Heading: Falsified Résumé

Text: Lobato also alleges pretext in NMED’s claim that he falsified his résumé. The NMED dismissal letter reports that both in his job application and during his November 2007 interview, Lobato said he was working as an investigator for the public defender’s office. The letter alleges that these were false statements because Lobato had in fact quit his job with the public defender in August 2007. Lobato does not contest that he left the public defender before his interview for the NMED job. Rather, he suggests that, when he submitted his résumé to NMED in January 2007, he was still employed at the public defender’s office, and that, at his interview, he “was not asked and did not state that [he] was then still employed with the State Public Defender’s Office.” App. 325. Thus, he concludes that this proffered rationale for his dismissal must be pretextual because he was not technically untruthful in either his résumé or his interview. We disagree.
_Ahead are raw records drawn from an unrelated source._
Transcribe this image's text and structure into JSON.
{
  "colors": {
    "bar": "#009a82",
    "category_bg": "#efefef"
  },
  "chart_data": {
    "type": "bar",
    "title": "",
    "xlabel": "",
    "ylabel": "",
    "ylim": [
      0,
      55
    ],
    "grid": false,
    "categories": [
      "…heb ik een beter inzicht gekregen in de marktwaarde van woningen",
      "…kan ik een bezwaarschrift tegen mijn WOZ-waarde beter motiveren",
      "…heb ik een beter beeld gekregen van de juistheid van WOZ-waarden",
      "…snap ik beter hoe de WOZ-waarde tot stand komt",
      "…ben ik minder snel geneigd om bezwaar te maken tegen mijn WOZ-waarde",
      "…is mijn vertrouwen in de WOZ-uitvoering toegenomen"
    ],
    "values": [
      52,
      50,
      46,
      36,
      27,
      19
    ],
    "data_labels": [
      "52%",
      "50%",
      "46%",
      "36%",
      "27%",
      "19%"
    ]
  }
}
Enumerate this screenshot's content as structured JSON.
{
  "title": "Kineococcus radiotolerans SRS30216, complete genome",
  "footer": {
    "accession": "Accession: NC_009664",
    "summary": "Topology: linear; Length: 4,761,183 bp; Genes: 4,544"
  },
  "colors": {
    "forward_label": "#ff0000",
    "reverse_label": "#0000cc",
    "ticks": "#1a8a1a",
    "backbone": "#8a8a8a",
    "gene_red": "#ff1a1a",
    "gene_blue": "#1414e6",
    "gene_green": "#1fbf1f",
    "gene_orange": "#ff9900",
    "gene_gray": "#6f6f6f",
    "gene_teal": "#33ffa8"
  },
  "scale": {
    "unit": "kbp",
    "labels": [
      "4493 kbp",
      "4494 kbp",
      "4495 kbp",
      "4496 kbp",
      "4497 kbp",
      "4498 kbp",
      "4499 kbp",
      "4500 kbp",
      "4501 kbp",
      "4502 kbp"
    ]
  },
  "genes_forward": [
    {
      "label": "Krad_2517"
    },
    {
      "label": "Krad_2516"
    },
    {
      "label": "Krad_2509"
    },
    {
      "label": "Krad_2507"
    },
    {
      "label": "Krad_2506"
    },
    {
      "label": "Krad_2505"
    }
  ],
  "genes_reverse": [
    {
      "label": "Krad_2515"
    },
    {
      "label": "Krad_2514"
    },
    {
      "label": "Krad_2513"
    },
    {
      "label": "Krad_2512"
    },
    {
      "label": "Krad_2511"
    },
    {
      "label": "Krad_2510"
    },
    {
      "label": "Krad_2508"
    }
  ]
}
Even accepting Lobato’s version of the facts, NMED had a good faith basis for concluding Lobato had misrepresented the truth. Bentley’s -15- investigation revealed that Lobato’s employment status at the time of hiring was not accurately reflected on his résumé—i.e., his résumé said he was employed with a state agency at that time, but a search of the state’s system showed he was not. And Lobato does not dispute that the résumé as it was reviewed in November 2007 was in fact inaccurate. “The relevant inquiry,” we have explained, “is not whether the employer’s proffered reasons were wise, fair or correct, but whether it honestly believed those reasons and acted in good faith upon those beliefs.” Luster, 667 F.3d at 1094 (internal quotation marks omitted). All Lobato has done is to allege that NMED might have relied on an unfair perception of the facts, not that NMED relied on that perception in bad faith. This is insufficient to establish pretext.